The success of these critically acclaimed films has also opened up conversations around who Nigerian cinema is actually for. Following My Father’s Shadow’s AMVCA sweep, many Nigerians admitted they had never even heard of the film despite its international acclaim and limited local cinema run.
“For a long time it felt like there were two modes, and we’re still moving away from it,” Olive explains. “There was the Nollywood mode and then there was the kind of European arthouse mode.”
Olive hopes the current moment pushes beyond that binary. Filmmakers are beginning to pull from multiple cinematic traditions at once without feeling forced to choose between “Nollywood” and “arthouse.” The challenge now is whether audiences, institutions and distribution systems will create enough room for that experimentation to grow.
Nonetheless, Olive is clear-eyed about the structural realities impacting who gets access to these films in the first place.
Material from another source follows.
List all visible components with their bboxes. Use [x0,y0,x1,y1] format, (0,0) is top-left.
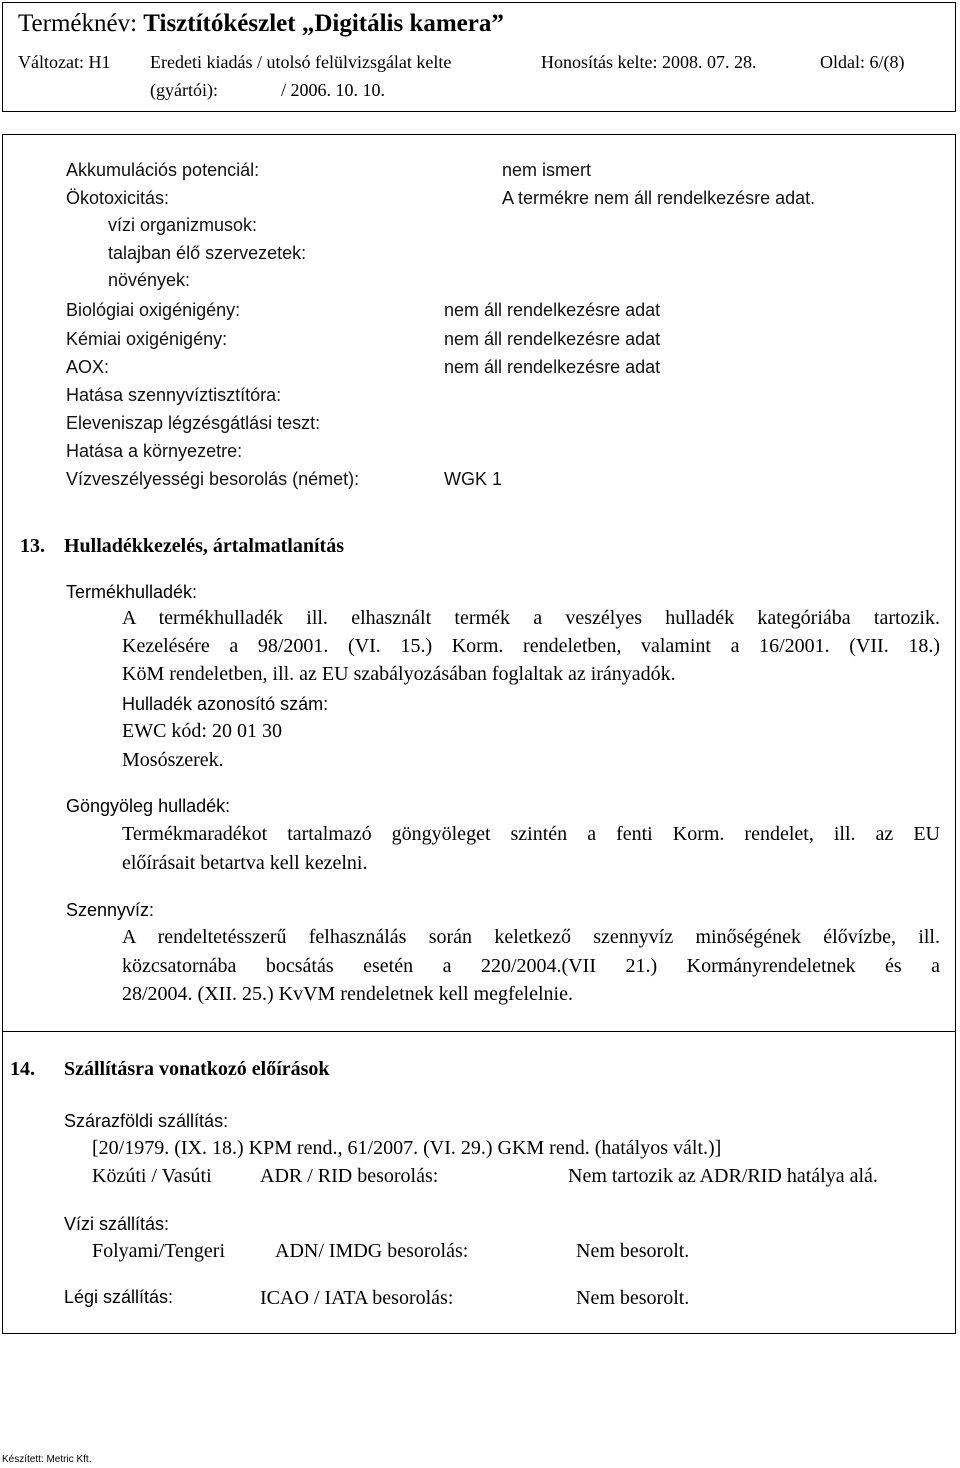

Distribution remains limited, film rights complicate circulation and conversations around alternative forms of storytelling often carry an elitist slant. “You also have to do education at home to different cinematic languages,” she says. “And I don’t know that many people are doing that.”
The answer seems to lie in building stronger cultural institutions capable of supporting experimentation from the ground up. Through funding, but also through archiving, screenings, film education and a deeper engagement with our own cinematic history.
When I mention recently discovering the work of filmmakers like Ola Balogun and learning about an entire era of Nigerian cinema from the 1960s that seems to have vanished, Olive immediately lights up. “ I think knowing our history is crucial, actually, to understanding why things are the way they are,” she says, pointing to the generation of filmmakers that transformed Yoruba theatre into cinema decades ago.
Our relationship with former colonial powers also helps explain the uneven development of filmmaking across the continent. Olive notes that Francophone African countries historically received institutional support from France to develop filmmaking ecosystems in ways many British ex-colonial countries did not. In Nigeria, by contrast, radio remained dominant for decades. “Film is an expensive medium,” she says simply.
Despite how deeply rooted storytelling has always been within Nigerian culture, filmmaking can still feel foreign to us because so much of our cinematic history is no longer accessible.
As a child, Olive could imagine herself becoming a novelist. Not a filmmaker. “The first love is literature,” she tells me. African writers already occupied a visible place within the culture in a way filmmakers did not. She spent her early years buried in books and her thoughts, understanding storytelling long before she could identify film as a medium available to her. “I could imagine being a writer, we had African authors in our zeitgeist,” she says. “But I couldn’t imagine being a filmmaker.”
Olive now places her camera on Nigerian characters and stories rarely granted the dignity of interiority. Women who live on the margins, pushing against the boundaries of respectability and desire.
Olive spent most of her life tucking away her inner troublemaker. Now, her characters make the trouble for her.